O ministro Dias Toffoli, do Supremo Tribunal Federal (STF), está se preparando para assumir o comando da Corte já nesta próxima quinta-feira (13). Diante do atentado sofrido pelo candidato à Presidência, Jair Bolsonaro, Toffoli pode ter um discurso voltado em pedir respeito às divergências de opiniões e ideias com foco na democracia. Um outro ponto que o ministro já frisou é a luta por mais harmonia entre os poderes.

De acordo com as informações do Estadão, Toffoli tentou ligar para os filhos de Jair Bolsonaro na tarde deste sábado (08), entretanto a linha estava ocupada e ele não conseguiu falar com eles.
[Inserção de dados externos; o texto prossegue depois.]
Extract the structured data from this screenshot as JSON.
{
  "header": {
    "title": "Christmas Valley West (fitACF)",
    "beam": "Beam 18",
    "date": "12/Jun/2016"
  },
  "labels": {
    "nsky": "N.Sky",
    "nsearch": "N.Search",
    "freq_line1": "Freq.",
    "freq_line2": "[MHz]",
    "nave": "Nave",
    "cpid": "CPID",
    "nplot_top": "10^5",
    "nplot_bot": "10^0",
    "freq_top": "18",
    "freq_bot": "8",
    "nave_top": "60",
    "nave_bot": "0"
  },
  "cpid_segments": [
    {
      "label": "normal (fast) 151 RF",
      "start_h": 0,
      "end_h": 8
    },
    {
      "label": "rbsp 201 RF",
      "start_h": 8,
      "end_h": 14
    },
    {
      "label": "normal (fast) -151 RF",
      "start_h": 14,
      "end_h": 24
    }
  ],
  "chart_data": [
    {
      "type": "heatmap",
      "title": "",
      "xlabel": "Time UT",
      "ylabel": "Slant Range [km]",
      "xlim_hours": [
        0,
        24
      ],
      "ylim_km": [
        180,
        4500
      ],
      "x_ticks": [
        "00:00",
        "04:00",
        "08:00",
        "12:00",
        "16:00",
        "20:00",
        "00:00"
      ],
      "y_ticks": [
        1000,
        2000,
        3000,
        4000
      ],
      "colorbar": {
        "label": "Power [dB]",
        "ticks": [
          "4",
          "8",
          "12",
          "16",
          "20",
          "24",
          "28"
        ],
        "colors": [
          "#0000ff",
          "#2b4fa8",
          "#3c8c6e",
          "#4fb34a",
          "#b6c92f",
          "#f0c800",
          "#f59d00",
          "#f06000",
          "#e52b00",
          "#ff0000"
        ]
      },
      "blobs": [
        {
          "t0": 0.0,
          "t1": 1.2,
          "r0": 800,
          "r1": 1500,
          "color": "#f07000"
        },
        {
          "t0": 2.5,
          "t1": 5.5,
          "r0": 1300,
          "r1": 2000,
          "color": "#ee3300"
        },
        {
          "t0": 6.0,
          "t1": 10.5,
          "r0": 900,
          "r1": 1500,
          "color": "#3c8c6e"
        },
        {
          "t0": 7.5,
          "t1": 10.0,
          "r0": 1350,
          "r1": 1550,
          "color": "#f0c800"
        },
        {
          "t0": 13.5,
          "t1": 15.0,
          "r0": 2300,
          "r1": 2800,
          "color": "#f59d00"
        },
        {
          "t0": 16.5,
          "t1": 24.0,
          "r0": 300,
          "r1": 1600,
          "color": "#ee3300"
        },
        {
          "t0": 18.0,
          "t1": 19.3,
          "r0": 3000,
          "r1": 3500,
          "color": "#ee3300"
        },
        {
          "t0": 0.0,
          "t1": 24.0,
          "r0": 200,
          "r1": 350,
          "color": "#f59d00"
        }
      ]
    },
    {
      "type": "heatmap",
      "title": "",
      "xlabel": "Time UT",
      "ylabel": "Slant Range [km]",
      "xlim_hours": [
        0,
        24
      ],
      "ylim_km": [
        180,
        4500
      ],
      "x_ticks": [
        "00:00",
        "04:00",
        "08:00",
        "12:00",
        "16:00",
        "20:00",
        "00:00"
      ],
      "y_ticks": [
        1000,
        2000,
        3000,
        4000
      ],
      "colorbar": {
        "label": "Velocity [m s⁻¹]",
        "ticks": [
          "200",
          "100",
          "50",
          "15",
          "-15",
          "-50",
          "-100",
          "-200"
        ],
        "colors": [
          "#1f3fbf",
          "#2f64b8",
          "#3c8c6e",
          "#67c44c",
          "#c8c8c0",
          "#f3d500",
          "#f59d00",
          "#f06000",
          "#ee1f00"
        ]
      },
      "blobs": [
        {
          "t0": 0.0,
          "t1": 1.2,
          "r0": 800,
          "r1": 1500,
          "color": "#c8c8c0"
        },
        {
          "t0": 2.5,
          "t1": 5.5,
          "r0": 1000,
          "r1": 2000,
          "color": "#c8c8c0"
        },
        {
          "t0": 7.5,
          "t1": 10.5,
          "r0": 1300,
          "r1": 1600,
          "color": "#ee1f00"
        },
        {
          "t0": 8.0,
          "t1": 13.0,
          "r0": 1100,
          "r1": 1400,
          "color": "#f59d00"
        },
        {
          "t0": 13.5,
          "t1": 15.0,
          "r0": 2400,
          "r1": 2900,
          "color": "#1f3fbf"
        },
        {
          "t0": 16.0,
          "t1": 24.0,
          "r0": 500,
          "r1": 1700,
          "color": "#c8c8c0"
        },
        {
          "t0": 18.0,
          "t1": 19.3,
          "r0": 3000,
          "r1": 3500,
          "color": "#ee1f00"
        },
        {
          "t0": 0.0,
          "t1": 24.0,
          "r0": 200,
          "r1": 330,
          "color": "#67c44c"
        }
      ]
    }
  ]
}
Ainda não se tem conhecimento se o ministro citará o atentado específico de Juiz de Fora em seu discurso na cerimônia de posse como presidente da Corte.

Ele já teria planejado falar sobre essas posições políticas diferentes que devem ser respeitadas, porém com o Ataque ao deputado, ele pode fortalecer mais o seu discurso em relação a esse ponto.

Proteção à família de Bolsonaro

O presidente do PSL, Gustavo Bebianno, comentou que fez um pedido à Polícia Federal (PF) pedindo proteção policial para a família do candidato Jair Bolsonaro. Entretanto, ele teria recebido uma recusa porque a proteção da PF só é destinada para os candidatos à Presidência e isso não poderia ser aceito.

De acordo com Bebianno, a família do deputado está muito transtornada, principalmente a sua mulher.

Bolsonaro foi atingido por um ataque a faca [VIDEO] enquanto fazia campanha na cidade de Juiz de Fora, sul de Minas. Segundo as informações, o agressor teria agido mediante uma posição política contrário do candidato.

Por essa razão, Dias Toffoli pretende fortalecer um discurso de que é importante a opinião de cada um ser respeitada. Esse atentado acaba levando um ar de insegurança para as campanhas eleitorais. Alguns candidatos ao Planalto chegaram a desmarcar compromissos de campanha com receio da violência assolada no país.

General Augusto Heleno

O general Augusto Heleno [VIDEO], que trabalha para a candidatura de Bolsonaro, mesmo sendo de outro partido, afirmou que é preciso manter a calma. Segundo ele, o ataque sofrido pelo deputado vem da radicalização da Esquerda e diante disso os ânimos têm que ser acalmados. O general chegou a culpar a mídia pelo ataque ao candidato, já que, de acordo com ele, a imprensa tem divulgado que Bolsonaro é um candidato que espalha ódio entre as pessoas.

General Heleno afirmou que ficou para os apoiadores do deputado fazerem campanha para ele, pelo menos nesse primeiro turno, já que ele pode sair do hospital apenas mais pra frente. Cogita-se que o oficial da reserva poderá conseguir um cargo de ministro caso Bolsonaro seja eleito.